Everybody experiences your organization differently, tailor the experience to each individual. Flexibility is key- scheduling, assignment, even the level of interaction. I’ve learned to know each volunteer as an individual and to make the effort to learn what the volunteer role means to them, so I know how to best engage and appreciate them.What three are your hope for volunteer engagement
My 3 hopes for volunteer engagement- big picture:
  1. Recognition of volunteer engagement as a field, one that deserves resources
  2. Collaboration and exchange of best practices and strategies on a national level- that is easy for all engagement leaders to access
  3. An improved system for letting engagement leaders know what development opportunities are available for them.
My 3 hopes for volunteer engagement in my organization:
1.)    Increase the number of community members engaged to hopefully cultivate new volunteers & donors
2.)    Show the volunteers that we appreciate them and that they are a part of our team
3.)    Help our staff learn how to engage successfully with the volunteers
What do you do on your off days?
Spend time with my son, try to get back to nature, and indulge in some self-care to recharge.
Where would you like to be 10 years from now?

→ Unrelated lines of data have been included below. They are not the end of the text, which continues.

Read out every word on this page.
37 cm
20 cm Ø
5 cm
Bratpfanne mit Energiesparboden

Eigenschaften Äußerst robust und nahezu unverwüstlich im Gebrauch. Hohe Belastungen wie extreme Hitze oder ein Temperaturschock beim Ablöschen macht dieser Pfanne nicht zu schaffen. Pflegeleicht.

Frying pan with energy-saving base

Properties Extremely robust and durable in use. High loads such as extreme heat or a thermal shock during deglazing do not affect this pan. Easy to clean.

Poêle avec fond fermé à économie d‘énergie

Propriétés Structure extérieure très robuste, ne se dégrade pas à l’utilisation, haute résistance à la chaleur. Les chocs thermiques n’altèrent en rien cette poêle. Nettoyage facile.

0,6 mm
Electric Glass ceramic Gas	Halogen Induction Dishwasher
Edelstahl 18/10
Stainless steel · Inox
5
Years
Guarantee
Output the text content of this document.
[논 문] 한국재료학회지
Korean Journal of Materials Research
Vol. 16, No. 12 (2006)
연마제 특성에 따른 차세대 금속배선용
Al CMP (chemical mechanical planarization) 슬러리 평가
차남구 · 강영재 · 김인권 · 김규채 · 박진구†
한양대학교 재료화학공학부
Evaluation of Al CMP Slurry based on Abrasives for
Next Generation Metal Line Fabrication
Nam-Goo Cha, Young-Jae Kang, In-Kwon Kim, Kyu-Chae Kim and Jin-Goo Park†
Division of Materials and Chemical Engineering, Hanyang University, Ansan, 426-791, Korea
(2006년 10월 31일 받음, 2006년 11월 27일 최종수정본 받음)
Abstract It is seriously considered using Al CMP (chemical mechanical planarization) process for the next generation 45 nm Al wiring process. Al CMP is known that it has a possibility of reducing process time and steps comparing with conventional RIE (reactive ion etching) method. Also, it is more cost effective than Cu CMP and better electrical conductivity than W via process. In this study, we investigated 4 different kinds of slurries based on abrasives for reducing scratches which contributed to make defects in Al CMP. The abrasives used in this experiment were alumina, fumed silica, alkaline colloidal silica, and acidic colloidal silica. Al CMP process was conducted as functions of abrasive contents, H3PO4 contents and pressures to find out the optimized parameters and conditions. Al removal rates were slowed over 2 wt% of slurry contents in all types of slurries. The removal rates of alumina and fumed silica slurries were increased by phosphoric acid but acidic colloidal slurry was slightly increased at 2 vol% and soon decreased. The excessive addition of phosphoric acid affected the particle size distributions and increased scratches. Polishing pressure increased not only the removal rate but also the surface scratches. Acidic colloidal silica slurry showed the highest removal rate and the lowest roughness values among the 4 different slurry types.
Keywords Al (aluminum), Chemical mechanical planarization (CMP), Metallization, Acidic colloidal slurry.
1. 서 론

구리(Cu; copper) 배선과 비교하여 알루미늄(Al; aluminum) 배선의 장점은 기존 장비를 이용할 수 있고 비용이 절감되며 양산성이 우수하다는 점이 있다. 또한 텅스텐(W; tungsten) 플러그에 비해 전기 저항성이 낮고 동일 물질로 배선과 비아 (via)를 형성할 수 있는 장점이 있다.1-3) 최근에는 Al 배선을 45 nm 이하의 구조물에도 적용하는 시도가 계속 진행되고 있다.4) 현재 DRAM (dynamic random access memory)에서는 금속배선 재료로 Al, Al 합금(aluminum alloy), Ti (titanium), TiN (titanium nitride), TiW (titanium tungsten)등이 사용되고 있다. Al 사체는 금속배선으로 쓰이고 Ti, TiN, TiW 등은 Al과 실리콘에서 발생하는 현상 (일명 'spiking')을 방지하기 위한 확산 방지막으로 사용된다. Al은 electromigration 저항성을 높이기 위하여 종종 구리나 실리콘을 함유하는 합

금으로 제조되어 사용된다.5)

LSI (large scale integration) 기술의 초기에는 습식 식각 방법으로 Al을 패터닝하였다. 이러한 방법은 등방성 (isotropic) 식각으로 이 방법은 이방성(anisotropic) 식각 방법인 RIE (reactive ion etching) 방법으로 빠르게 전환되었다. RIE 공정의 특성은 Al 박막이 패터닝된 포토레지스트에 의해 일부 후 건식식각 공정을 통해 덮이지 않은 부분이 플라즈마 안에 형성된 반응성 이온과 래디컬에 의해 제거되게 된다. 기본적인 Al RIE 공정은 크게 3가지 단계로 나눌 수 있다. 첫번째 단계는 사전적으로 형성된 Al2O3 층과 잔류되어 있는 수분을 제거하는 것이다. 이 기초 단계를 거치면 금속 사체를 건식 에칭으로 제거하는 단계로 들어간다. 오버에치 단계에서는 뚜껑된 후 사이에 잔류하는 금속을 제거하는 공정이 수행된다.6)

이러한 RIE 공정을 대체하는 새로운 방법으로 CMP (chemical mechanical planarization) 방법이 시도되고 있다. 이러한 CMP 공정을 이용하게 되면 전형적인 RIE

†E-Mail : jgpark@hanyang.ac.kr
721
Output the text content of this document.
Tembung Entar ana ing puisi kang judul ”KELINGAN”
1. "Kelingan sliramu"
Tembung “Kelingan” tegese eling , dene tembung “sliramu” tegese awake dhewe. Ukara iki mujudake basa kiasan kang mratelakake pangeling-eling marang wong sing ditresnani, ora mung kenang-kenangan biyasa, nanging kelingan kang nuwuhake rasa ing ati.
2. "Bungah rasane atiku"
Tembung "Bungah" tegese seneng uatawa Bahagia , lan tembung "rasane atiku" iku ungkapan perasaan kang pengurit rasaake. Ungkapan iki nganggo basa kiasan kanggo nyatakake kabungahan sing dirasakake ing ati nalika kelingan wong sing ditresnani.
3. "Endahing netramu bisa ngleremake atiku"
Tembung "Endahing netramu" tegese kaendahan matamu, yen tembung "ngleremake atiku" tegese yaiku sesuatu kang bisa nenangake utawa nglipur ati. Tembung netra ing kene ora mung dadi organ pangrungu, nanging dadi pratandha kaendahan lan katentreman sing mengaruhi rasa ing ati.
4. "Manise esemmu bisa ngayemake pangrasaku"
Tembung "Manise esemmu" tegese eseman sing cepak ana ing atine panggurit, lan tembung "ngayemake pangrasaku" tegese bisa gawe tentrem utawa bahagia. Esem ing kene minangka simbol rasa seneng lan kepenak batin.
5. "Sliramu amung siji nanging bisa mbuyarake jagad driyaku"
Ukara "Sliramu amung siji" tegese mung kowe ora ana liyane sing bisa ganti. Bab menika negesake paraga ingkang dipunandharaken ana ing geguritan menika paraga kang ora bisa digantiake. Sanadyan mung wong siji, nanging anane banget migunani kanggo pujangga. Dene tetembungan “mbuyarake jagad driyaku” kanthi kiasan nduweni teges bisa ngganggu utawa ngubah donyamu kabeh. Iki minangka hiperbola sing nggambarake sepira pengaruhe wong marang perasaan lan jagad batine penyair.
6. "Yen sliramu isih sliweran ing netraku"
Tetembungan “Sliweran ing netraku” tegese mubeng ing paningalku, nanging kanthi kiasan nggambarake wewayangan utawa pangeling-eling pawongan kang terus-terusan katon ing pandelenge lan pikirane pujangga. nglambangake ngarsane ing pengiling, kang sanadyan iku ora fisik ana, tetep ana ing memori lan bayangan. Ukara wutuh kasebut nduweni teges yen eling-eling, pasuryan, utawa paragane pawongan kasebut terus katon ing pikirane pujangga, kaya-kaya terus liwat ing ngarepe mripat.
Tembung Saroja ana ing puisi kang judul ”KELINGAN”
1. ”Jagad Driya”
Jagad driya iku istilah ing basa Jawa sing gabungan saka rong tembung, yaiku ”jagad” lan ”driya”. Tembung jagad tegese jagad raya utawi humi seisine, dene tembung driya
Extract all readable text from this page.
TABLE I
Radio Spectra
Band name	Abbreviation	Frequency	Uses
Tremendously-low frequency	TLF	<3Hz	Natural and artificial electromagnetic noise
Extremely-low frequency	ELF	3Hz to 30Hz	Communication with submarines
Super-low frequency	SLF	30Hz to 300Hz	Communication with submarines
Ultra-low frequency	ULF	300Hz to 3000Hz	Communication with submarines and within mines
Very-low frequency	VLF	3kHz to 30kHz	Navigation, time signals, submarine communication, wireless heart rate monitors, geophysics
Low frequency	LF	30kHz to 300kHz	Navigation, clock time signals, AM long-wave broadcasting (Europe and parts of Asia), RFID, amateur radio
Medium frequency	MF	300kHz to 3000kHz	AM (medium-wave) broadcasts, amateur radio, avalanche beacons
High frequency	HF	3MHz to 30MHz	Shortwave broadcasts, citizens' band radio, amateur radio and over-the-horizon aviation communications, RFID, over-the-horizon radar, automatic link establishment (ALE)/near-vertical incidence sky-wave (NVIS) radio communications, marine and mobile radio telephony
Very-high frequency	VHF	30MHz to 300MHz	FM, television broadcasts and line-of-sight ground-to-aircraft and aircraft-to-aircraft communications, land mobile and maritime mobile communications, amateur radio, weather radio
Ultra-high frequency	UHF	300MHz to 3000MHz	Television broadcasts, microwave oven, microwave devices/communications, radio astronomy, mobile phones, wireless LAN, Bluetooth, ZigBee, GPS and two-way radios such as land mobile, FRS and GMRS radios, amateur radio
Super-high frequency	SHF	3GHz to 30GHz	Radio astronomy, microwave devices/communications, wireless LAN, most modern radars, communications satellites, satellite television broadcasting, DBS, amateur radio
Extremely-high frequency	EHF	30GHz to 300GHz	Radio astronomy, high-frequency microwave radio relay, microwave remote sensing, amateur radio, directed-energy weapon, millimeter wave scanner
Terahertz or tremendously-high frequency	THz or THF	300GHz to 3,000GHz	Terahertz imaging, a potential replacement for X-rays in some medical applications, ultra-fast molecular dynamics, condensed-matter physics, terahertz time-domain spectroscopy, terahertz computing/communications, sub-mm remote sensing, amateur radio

In 10 years, I still see myself in the volunteer engagement field, although I would like to add in consulting. I love helping programs find areas for improvement and helping them work out a plan to improve.
If you had to write a self- help book what would you name it?
‘Get Over It, It’s Not About You’- sometimes as volunteer engagement leaders, we get bogged down on all the things we need to do. When I feel like that I try to actively and purposefully remember that it’s not about me- it’s about the experiences the volunteers, current and future, will take from their participation and share with those around them.
Any advice for those working volunteer engagement or those new to it?
When you run across the inevitable occurrence of someone not being a good fit for your organization, sit down with them, talk to them, and help them find another organization that may be a better fit. The volunteer will leave on a good note and can speak positively about their experience with your organization with others who may be a fit.
Is there anything else you would like to share?
Get involved with FVA, not just superficially, join a committee, I spent 4 years on the Conference Committee and the relationships and the experience I took from it is something that you won’t get anywhere else!